Tuesday, September 23, 2008

Since When Did "Education" Need To Be "Authorized"

AJC: New Birth student aid to cost N.C. university system

DURHAM, N.C. - The state auditor’s office is investigating an unauthorized campus that North Carolina Central University operated in an Atlanta suburb before it was closed this summer.

State Auditor Les Merritt told The News & Observer of Raleigh his office was asked by the University of North Carolina system to investigate.

The University of North Carolina system and North Carolina Central University has been working to resolve problems created by the unauthorized campus.

The campus was at New Birth Missionary Baptist Church in Lithonia, Ga., whose pastor is Eddie Long, an NCCU trustee.

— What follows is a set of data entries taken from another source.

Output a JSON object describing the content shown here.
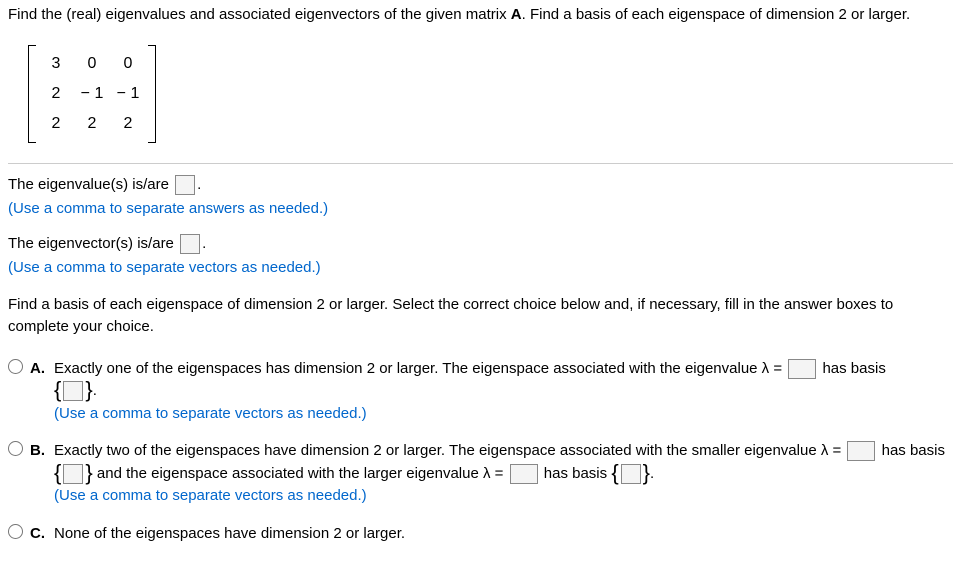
{
  "question": {
    "prompt_line1": "Find the (real) eigenvalues and associated eigenvectors of the given matrix ",
    "prompt_bold": "A",
    "prompt_line2": ". Find a basis of each eigenspace of dimension 2 or larger.",
    "matrix": [
      [
        "3",
        "0",
        "0"
      ],
      [
        "2",
        "− 1",
        "− 1"
      ],
      [
        "2",
        "2",
        "2"
      ]
    ]
  },
  "parts": {
    "eigenvalues_label_pre": "The eigenvalue(s) is/are ",
    "eigenvalues_label_post": ".",
    "eigenvalues_hint": "(Use a comma to separate answers as needed.)",
    "eigenvectors_label_pre": "The eigenvector(s) is/are ",
    "eigenvectors_label_post": ".",
    "eigenvectors_hint": "(Use a comma to separate vectors as needed.)",
    "followup": "Find a basis of each eigenspace of dimension 2 or larger. Select the correct choice below and, if necessary, fill in the answer boxes to complete your choice."
  },
  "choices": {
    "A": {
      "letter": "A.",
      "text1": "Exactly one of the eigenspaces has dimension 2 or larger. The eigenspace associated with the eigenvalue λ = ",
      "text2": " has basis ",
      "text3": ".",
      "hint": "(Use a comma to separate vectors as needed.)"
    },
    "B": {
      "letter": "B.",
      "text1": "Exactly two of the eigenspaces have dimension 2 or larger. The eigenspace associated with the smaller eigenvalue λ = ",
      "text2": " has basis ",
      "text3": " and the eigenspace associated with the larger eigenvalue λ = ",
      "text4": " has basis ",
      "text5": ".",
      "hint": "(Use a comma to separate vectors as needed.)"
    },
    "C": {
      "letter": "C.",
      "text": "None of the eigenspaces have dimension 2 or larger."
    }
  }
}
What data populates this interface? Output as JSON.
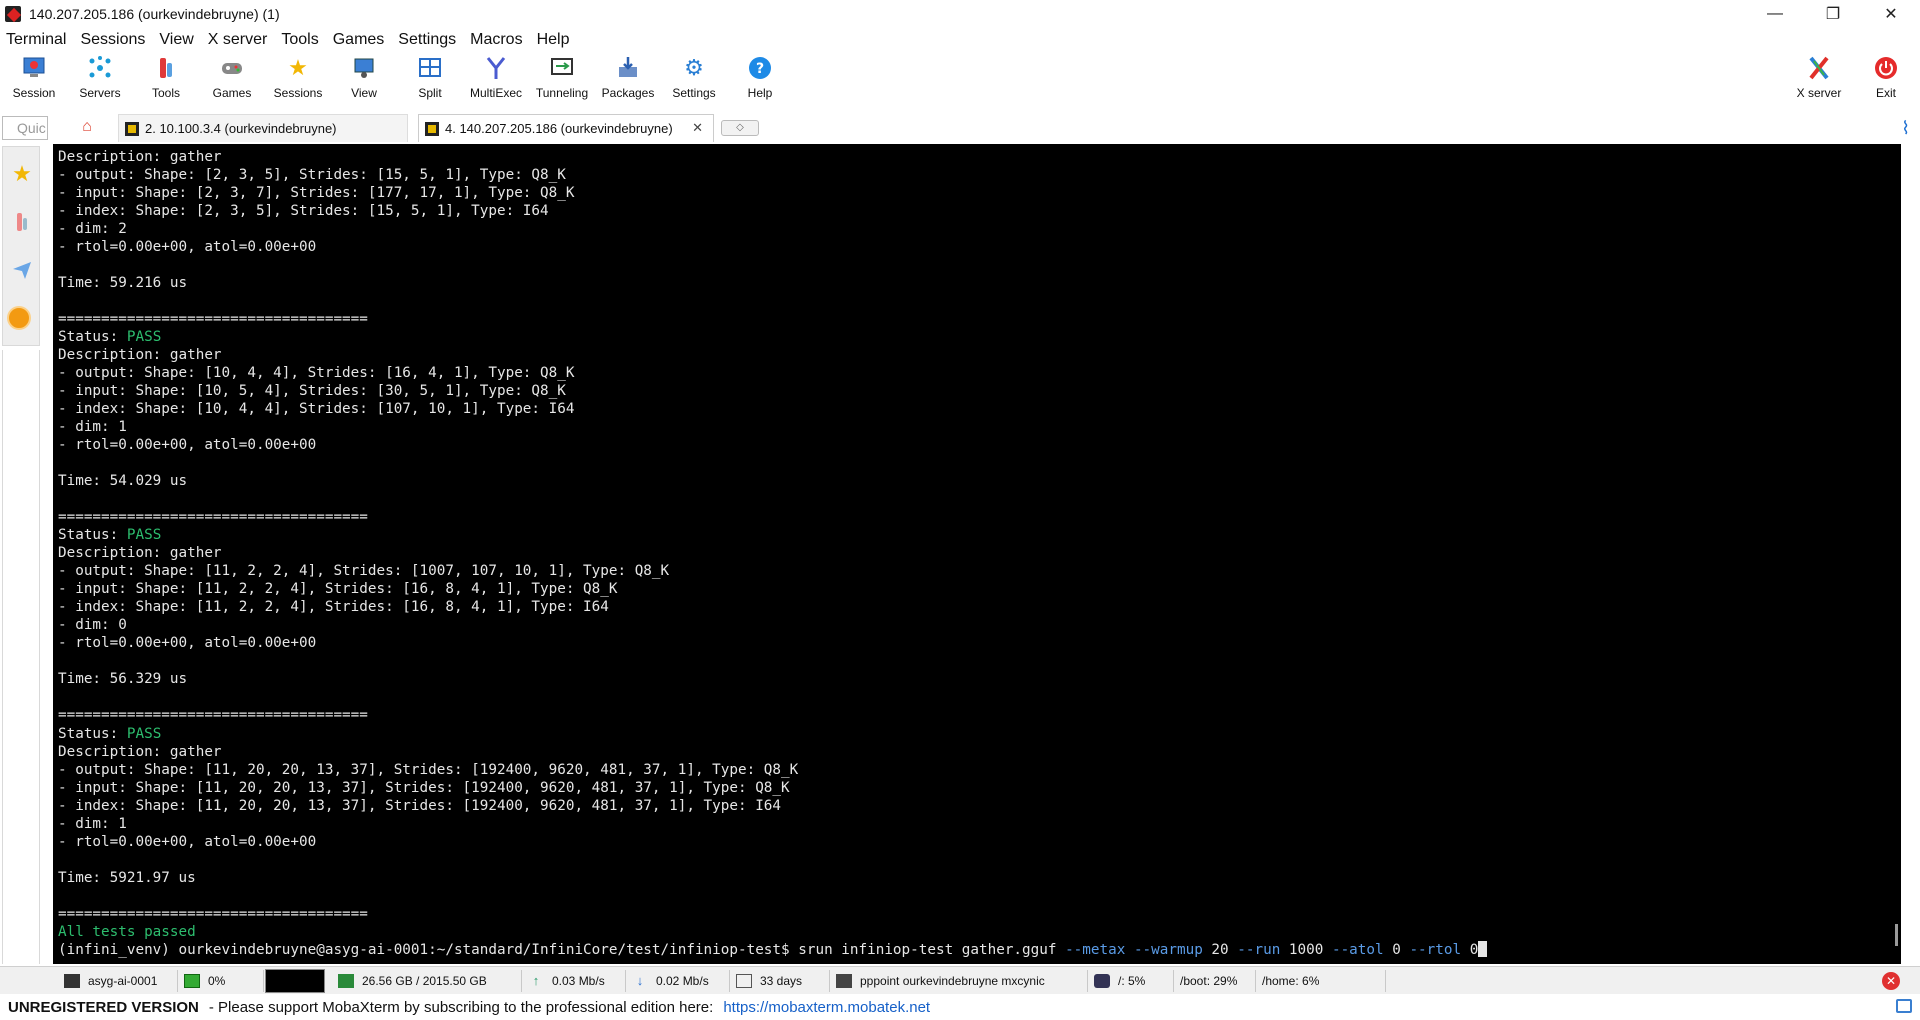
{
  "window": {
    "title": "140.207.205.186 (ourkevindebruyne) (1)",
    "controls": {
      "minimize": "—",
      "maximize": "❐",
      "close": "✕"
    }
  },
  "menu": [
    "Terminal",
    "Sessions",
    "View",
    "X server",
    "Tools",
    "Games",
    "Settings",
    "Macros",
    "Help"
  ],
  "toolbar": {
    "session": "Session",
    "servers": "Servers",
    "tools": "Tools",
    "games": "Games",
    "sessions": "Sessions",
    "view": "View",
    "split": "Split",
    "multiexec": "MultiExec",
    "tunneling": "Tunneling",
    "packages": "Packages",
    "settings": "Settings",
    "help": "Help",
    "xserver": "X server",
    "exit": "Exit"
  },
  "tabs": {
    "quick_connect_placeholder": "Quic",
    "items": [
      {
        "label": "2. 10.100.3.4 (ourkevindebruyne)",
        "active": false
      },
      {
        "label": "4. 140.207.205.186 (ourkevindebruyne)",
        "active": true
      }
    ],
    "close_glyph": "✕",
    "new_tab_glyph": "◇"
  },
  "terminal": {
    "lines": [
      "Description: gather",
      "- output: Shape: [2, 3, 5], Strides: [15, 5, 1], Type: Q8_K",
      "- input: Shape: [2, 3, 7], Strides: [177, 17, 1], Type: Q8_K",
      "- index: Shape: [2, 3, 5], Strides: [15, 5, 1], Type: I64",
      "- dim: 2",
      "- rtol=0.00e+00, atol=0.00e+00",
      "",
      "Time: 59.216 us",
      "",
      "====================================",
      "Status: PASS",
      "Description: gather",
      "- output: Shape: [10, 4, 4], Strides: [16, 4, 1], Type: Q8_K",
      "- input: Shape: [10, 5, 4], Strides: [30, 5, 1], Type: Q8_K",
      "- index: Shape: [10, 4, 4], Strides: [107, 10, 1], Type: I64",
      "- dim: 1",
      "- rtol=0.00e+00, atol=0.00e+00",
      "",
      "Time: 54.029 us",
      "",
      "====================================",
      "Status: PASS",
      "Description: gather",
      "- output: Shape: [11, 2, 2, 4], Strides: [1007, 107, 10, 1], Type: Q8_K",
      "- input: Shape: [11, 2, 2, 4], Strides: [16, 8, 4, 1], Type: Q8_K",
      "- index: Shape: [11, 2, 2, 4], Strides: [16, 8, 4, 1], Type: I64",
      "- dim: 0",
      "- rtol=0.00e+00, atol=0.00e+00",
      "",
      "Time: 56.329 us",
      "",
      "====================================",
      "Status: PASS",
      "Description: gather",
      "- output: Shape: [11, 20, 20, 13, 37], Strides: [192400, 9620, 481, 37, 1], Type: Q8_K",
      "- input: Shape: [11, 20, 20, 13, 37], Strides: [192400, 9620, 481, 37, 1], Type: Q8_K",
      "- index: Shape: [11, 20, 20, 13, 37], Strides: [192400, 9620, 481, 37, 1], Type: I64",
      "- dim: 1",
      "- rtol=0.00e+00, atol=0.00e+00",
      "",
      "Time: 5921.97 us",
      "",
      "===================================="
    ],
    "all_passed": "All tests passed",
    "prompt": "(infini_venv) ourkevindebruyne@asyg-ai-0001:~/standard/InfiniCore/test/infiniop-test$ srun infiniop-test gather.gguf ",
    "command_parts": [
      {
        "text": "--metax",
        "kind": "opt"
      },
      {
        "text": " ",
        "kind": "plain"
      },
      {
        "text": "--warmup",
        "kind": "opt"
      },
      {
        "text": " 20 ",
        "kind": "plain"
      },
      {
        "text": "--run",
        "kind": "opt"
      },
      {
        "text": " 1000 ",
        "kind": "plain"
      },
      {
        "text": "--atol",
        "kind": "opt"
      },
      {
        "text": " 0 ",
        "kind": "plain"
      },
      {
        "text": "--rtol",
        "kind": "opt"
      },
      {
        "text": " 0",
        "kind": "plain"
      }
    ]
  },
  "statusbar": {
    "host": "asyg-ai-0001",
    "cpu": "0%",
    "memory": "26.56 GB / 2015.50 GB",
    "upload": "0.03 Mb/s",
    "download": "0.02 Mb/s",
    "uptime": "33 days",
    "users": "pppoint  ourkevindebruyne  mxcynic",
    "disk_root": "/: 5%",
    "disk_boot": "/boot: 29%",
    "disk_home": "/home: 6%"
  },
  "footer": {
    "unregistered": "UNREGISTERED VERSION",
    "message": "-  Please support MobaXterm by subscribing to the professional edition here:",
    "link": "https://mobaxterm.mobatek.net"
  },
  "colors": {
    "terminal_bg": "#000000",
    "terminal_fg": "#e6e6e6",
    "pass": "#2dbd6e",
    "option": "#5a9be6"
  }
}
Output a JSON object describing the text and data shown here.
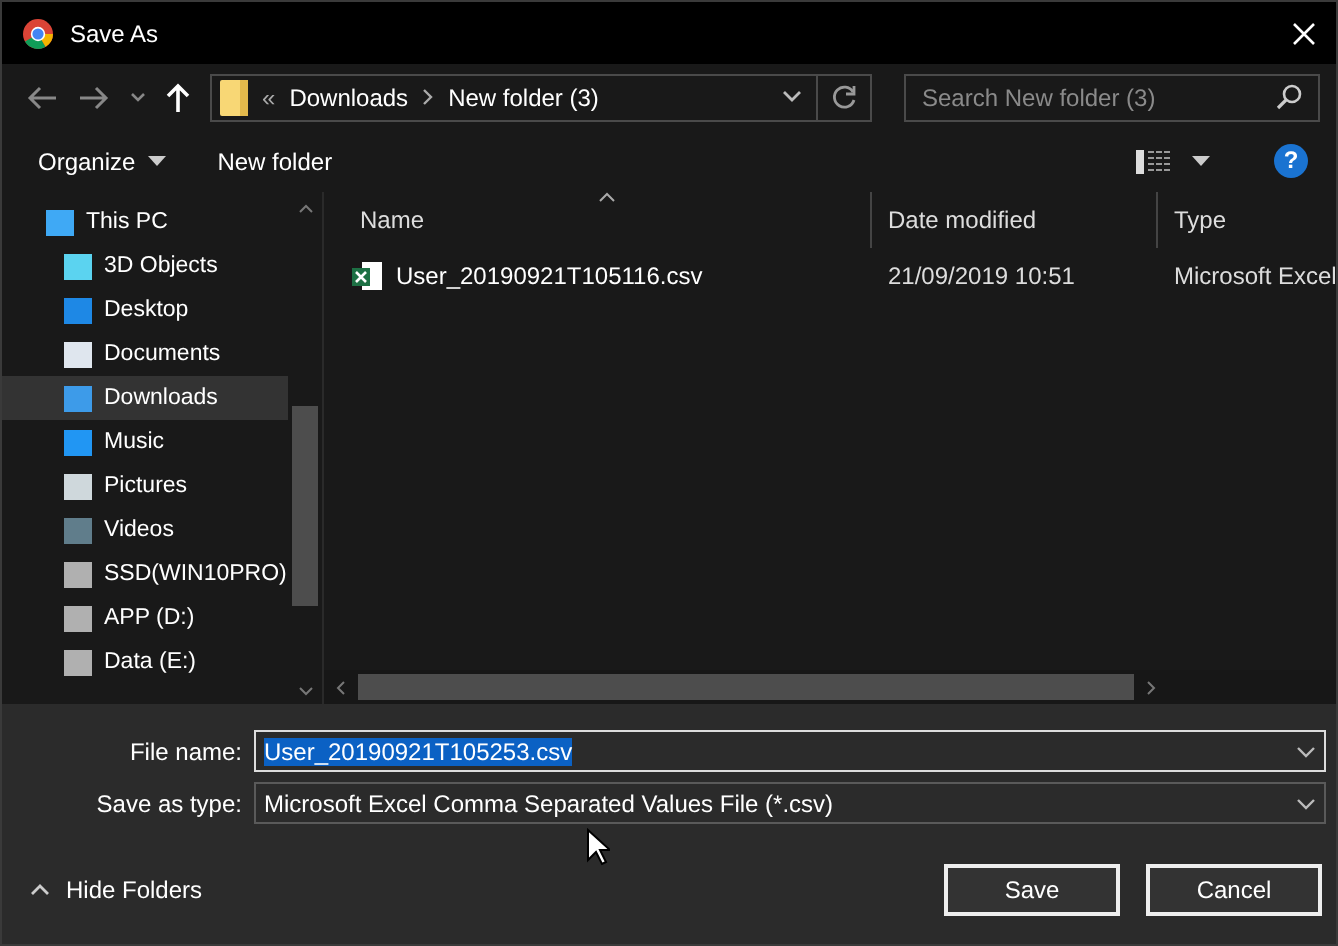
{
  "window": {
    "title": "Save As"
  },
  "address": {
    "overflow": "«",
    "segments": [
      "Downloads",
      "New folder (3)"
    ]
  },
  "search": {
    "placeholder": "Search New folder (3)"
  },
  "toolbar": {
    "organize": "Organize",
    "new_folder": "New folder",
    "help": "?"
  },
  "nav": {
    "items": [
      {
        "label": "This PC",
        "selected": false,
        "children": [
          {
            "label": "3D Objects",
            "selected": false
          },
          {
            "label": "Desktop",
            "selected": false
          },
          {
            "label": "Documents",
            "selected": false
          },
          {
            "label": "Downloads",
            "selected": true
          },
          {
            "label": "Music",
            "selected": false
          },
          {
            "label": "Pictures",
            "selected": false
          },
          {
            "label": "Videos",
            "selected": false
          },
          {
            "label": "SSD(WIN10PRO)",
            "selected": false
          },
          {
            "label": "APP (D:)",
            "selected": false
          },
          {
            "label": "Data (E:)",
            "selected": false
          }
        ]
      }
    ]
  },
  "table": {
    "columns": [
      "Name",
      "Date modified",
      "Type"
    ],
    "rows": [
      {
        "name": "User_20190921T105116.csv",
        "date": "21/09/2019 10:51",
        "type": "Microsoft Excel",
        "selected": false
      }
    ]
  },
  "form": {
    "file_name_label": "File name:",
    "file_name": "User_20190921T105253.csv",
    "type_label": "Save as type:",
    "type_value": "Microsoft Excel Comma Separated Values File (*.csv)"
  },
  "footer": {
    "hide_folders": "Hide Folders",
    "save": "Save",
    "cancel": "Cancel"
  }
}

UNC system President Erskine Bowles said last week he thinks the university will have to repay federal financial aid money that NCCU received from the Education Department and gave students in the New Birth program.

This is a very interesting situation. The New Birth Missionary Baptist Church decided to open up a college campus upon its own church campus in Georgia. From my understanding they drew upon the resources of the North Carolina Central University in Raleigh. At the end of the day the goal was to provide more students with access to college level courses.

The complex interdependence between Academics, Accreditation/Authorization and Money. I for one am a stickler for accreditation as a means of insuring the integrity of the educational product. Without academic standards we have little assurance that an "A" from one schools is equal to that of the same grade in another.

In a bigger picture scope, however, I am a big advocate for distance learning and for the need to retire the current post-secondary educational system as we have it today. The use of technology and communications to expand the access to instructional material is needed now more than ever. I have no idea about the resource exchange between NCCU and New Birth. If they primarily made use of instructional resources and experts from NCCU and simply used the church facilities as the gathering place for students - then I believe that there is a need to redefine the evaluation criteria for such facilities.

This current situation is an example of where government regulation has a suppressive and a monopolistic effects upon the market.